Casi uno de cada cuatro asalariados con bajo nivel formativo (23,1%) entra al mercado laboral con contrato temporal, según Asempleo.
Cuánto pesa el contrato temporal según tu formación
El informe, elaborado con microdatos de la Encuesta de Población Activa (EPA) del INE entre 2005 y el segundo trimestre de 2026, pone cifras a algo que se intuye: el 23,1% de los asalariados con bajo nivel formativo trabaja con contrato temporal. La proporción casi duplica al 14% registrado entre titulados superiores.
El nivel de estudios sigue siendo, para Asempleo, la mejor protección frente al paro. El desempleo afecta al 21,8% de quienes tienen estudios primarios o menos, baja al 12% en secundaria y se queda en el 6,2% entre titulados superiores. Tres escalones, tres realidades.
Por qué la reforma laboral no borra la brecha
La reforma laboral de 2021 cambió el paisaje general. Hasta entonces, la tasa de temporalidad superaba el 22% durante dieciséis años seguidos; hoy se sitúa en el 15,1%. Menos contratos basura, sí. Pero la brecha por formación no desaparece: la tasa de temporalidad ha caído al 15,1% tras la reforma laboral de 2021 y aun así el peso sobre los menos formados sigue disparado.
Otro dato que rompe mitos: la sobrecualificación (trabajar en un puesto para el que te sobra titulación) ya no es cosa exclusiva del contrato temporal. En 2005 y 2006 la diferencia superaba los 12 puntos en contra del temporal. En 2023 desapareció. En el último año, el 35,3% de indefinidos está sobrecualificado frente al 34,9% de temporales. La sobrecualificación se ha equilibrado entre contratos temporales e indefinidos.

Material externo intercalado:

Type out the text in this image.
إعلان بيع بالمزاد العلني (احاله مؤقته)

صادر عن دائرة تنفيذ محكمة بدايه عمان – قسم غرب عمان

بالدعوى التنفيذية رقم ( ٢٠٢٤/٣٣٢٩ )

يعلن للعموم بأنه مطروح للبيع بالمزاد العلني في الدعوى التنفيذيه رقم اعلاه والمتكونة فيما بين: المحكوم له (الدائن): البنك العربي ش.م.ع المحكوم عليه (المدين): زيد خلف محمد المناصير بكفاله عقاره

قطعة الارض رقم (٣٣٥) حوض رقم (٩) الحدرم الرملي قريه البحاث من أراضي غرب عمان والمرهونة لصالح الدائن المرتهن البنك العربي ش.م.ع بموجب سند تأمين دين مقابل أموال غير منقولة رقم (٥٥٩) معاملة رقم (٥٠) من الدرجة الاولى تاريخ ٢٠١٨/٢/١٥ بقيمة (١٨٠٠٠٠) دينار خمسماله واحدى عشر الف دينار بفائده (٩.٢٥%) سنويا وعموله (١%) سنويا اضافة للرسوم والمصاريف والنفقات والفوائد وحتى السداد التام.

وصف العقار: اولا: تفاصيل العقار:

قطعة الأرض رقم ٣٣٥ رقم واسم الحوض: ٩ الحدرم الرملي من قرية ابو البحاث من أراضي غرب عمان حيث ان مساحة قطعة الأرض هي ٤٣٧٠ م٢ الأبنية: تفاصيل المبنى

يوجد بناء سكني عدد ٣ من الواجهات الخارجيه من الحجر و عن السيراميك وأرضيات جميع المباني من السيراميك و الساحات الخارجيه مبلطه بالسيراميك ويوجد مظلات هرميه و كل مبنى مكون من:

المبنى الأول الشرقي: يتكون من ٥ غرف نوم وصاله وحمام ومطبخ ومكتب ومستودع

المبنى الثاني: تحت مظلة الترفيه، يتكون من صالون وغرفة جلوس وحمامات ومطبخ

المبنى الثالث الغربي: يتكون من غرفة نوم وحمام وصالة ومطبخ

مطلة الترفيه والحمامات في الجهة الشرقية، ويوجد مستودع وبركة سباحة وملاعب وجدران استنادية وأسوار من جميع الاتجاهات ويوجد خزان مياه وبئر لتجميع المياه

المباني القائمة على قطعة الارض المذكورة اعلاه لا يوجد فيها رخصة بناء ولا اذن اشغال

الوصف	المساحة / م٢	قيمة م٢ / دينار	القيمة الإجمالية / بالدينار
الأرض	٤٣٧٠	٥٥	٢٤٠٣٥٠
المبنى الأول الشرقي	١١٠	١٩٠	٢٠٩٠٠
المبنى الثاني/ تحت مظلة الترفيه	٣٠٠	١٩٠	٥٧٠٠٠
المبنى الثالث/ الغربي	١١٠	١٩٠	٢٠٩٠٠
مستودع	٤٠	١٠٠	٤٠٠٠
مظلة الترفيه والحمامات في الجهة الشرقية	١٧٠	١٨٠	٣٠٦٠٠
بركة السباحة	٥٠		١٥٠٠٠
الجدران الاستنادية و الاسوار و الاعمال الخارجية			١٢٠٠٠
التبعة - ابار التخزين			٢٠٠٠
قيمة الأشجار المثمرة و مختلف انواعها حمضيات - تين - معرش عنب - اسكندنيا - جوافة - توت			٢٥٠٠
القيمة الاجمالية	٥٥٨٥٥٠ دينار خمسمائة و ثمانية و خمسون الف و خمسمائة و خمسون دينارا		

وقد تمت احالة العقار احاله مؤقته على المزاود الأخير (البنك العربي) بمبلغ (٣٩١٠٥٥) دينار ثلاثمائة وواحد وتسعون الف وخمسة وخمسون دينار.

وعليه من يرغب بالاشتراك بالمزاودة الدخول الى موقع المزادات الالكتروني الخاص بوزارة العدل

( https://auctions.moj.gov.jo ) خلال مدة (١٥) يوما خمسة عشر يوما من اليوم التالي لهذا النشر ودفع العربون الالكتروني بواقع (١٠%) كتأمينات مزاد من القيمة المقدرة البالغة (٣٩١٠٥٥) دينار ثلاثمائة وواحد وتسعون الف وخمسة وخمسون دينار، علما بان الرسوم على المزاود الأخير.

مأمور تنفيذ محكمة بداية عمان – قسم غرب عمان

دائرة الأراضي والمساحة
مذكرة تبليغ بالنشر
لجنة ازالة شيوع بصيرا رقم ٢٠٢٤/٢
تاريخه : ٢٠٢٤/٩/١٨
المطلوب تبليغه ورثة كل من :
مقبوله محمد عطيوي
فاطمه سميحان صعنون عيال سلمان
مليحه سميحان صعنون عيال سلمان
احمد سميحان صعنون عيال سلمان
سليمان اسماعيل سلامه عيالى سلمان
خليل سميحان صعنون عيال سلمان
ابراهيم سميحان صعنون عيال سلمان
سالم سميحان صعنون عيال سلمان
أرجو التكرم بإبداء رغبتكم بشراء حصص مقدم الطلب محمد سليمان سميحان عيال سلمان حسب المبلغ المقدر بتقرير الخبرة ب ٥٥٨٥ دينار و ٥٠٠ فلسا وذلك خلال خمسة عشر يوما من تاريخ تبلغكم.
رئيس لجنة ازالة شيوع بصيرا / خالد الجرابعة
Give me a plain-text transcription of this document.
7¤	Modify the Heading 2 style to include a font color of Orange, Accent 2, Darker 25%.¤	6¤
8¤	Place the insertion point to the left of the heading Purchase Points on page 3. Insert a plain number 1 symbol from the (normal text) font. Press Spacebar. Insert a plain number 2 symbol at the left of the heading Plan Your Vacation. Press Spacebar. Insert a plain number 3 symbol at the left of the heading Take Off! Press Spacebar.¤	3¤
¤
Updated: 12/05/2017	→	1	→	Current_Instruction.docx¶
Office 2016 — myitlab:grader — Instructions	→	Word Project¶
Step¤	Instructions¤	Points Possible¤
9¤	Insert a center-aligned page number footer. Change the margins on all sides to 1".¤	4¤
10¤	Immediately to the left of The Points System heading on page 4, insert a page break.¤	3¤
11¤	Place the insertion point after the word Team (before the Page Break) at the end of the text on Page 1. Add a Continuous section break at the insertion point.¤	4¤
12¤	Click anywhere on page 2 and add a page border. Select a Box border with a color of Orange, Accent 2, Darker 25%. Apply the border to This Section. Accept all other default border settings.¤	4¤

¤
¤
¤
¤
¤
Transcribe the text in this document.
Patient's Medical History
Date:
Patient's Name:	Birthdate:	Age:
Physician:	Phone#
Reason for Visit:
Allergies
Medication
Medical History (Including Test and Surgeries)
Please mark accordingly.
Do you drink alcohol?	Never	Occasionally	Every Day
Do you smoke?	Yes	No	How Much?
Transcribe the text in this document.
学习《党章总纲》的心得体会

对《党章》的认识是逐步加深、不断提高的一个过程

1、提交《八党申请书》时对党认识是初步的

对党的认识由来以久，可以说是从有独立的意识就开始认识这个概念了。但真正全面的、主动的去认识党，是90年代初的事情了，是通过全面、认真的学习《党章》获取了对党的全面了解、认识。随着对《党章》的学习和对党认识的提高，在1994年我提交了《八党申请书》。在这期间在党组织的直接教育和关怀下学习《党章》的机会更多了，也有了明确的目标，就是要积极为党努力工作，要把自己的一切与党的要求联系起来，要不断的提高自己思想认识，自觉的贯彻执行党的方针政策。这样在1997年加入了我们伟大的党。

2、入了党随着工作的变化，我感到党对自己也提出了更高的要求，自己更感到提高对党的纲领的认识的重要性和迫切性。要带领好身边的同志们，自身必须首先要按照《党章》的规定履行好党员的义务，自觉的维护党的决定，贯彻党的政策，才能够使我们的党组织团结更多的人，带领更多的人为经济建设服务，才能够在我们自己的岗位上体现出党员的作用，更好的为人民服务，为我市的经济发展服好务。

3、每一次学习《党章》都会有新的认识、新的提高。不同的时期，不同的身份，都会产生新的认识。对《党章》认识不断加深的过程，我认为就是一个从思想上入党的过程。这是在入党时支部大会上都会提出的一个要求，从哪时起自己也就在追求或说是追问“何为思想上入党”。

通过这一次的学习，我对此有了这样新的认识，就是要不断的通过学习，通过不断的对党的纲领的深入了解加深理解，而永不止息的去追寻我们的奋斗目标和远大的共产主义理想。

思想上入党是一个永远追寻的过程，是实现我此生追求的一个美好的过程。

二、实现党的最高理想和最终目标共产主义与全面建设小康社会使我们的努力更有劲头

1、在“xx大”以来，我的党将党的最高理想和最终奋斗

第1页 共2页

El contrato temporal no es ya una excepción al sistema, sino la puerta de entrada al empleo para quienes menos formación tienen.

La precariedad que no se ve en la estadística
Donde la temporalidad enseña su cara más amarga es en la salida del empleo. Entre 2021 y 2026, el 70,2% de las entradas al paro fueron por fin de contrato temporal, no por despido. Solo el 16% perdió su puesto por decisión empresarial. El 13,9% restante fue por causas ajenas, como enfermedad o jubilación.
La patronal de las ETT, interesada en defender esta modalidad, da su propia lectura. Andreu Cruañas recuerda que casi tres millones de personas siguen con contrato temporal y que, en su opinión, esta figura permite el encaje de colectivos con más dificultades. No es una anomalía, dice, sino una parte estructural del mercado laboral.
Hay parte de razón: sin cierto margen de temporalidad, muchas empresas no contratarían. Pero también hay un sesgo. Celebrar la temporalidad sin hablar del coste de vida real se olvida de que, con un contrato de tres meses, no firmas un alquiler ni planificas nada. La precariedad no se arregla prohibiendo, pero tampoco normalizándola como si fuera un destino.
Cruañas apunta el reto real: España necesita políticas activas de empleo, no limitar herramientas. Desempleo de larga duración, jóvenes sin acceso, y mayores de 50 fuera del mercado son las asignaturas pendientes. Y el dato de sobrecualificación de titulados, entre el 31,9% y el 38,3% desde 2005, confirma que la formación no basta si el tejido productivo no genera empleo cualificado.
Traducción: la próxima vez que alguien te diga que el contrato temporal es libertad, mira la cifra. Uno de cada cuatro asalariados con poca formación entra por la puerta de atrás. El contrato indefinido sigue siendo el privilegio de los que más estudiaron.
En resumen (para tu bolsillo y tu salud mental)
- 💸 ¿Qué ha cambiado? El 23,1% de los asalariados con bajo nivel formativo trabaja con contrato temporal.
- 👥 ¿A quién afecta exactamente? A quienes tienen estudios primarios o menos, con un 21,8% de desempleo, y también a los titulados, con un 14% de temporalidad.
- ✅ ¿Qué puedes hacer al respecto? Exigir en tu búsqueda ofertas indefinidas y mirar con lupa la letra pequeña de los contratos temporales.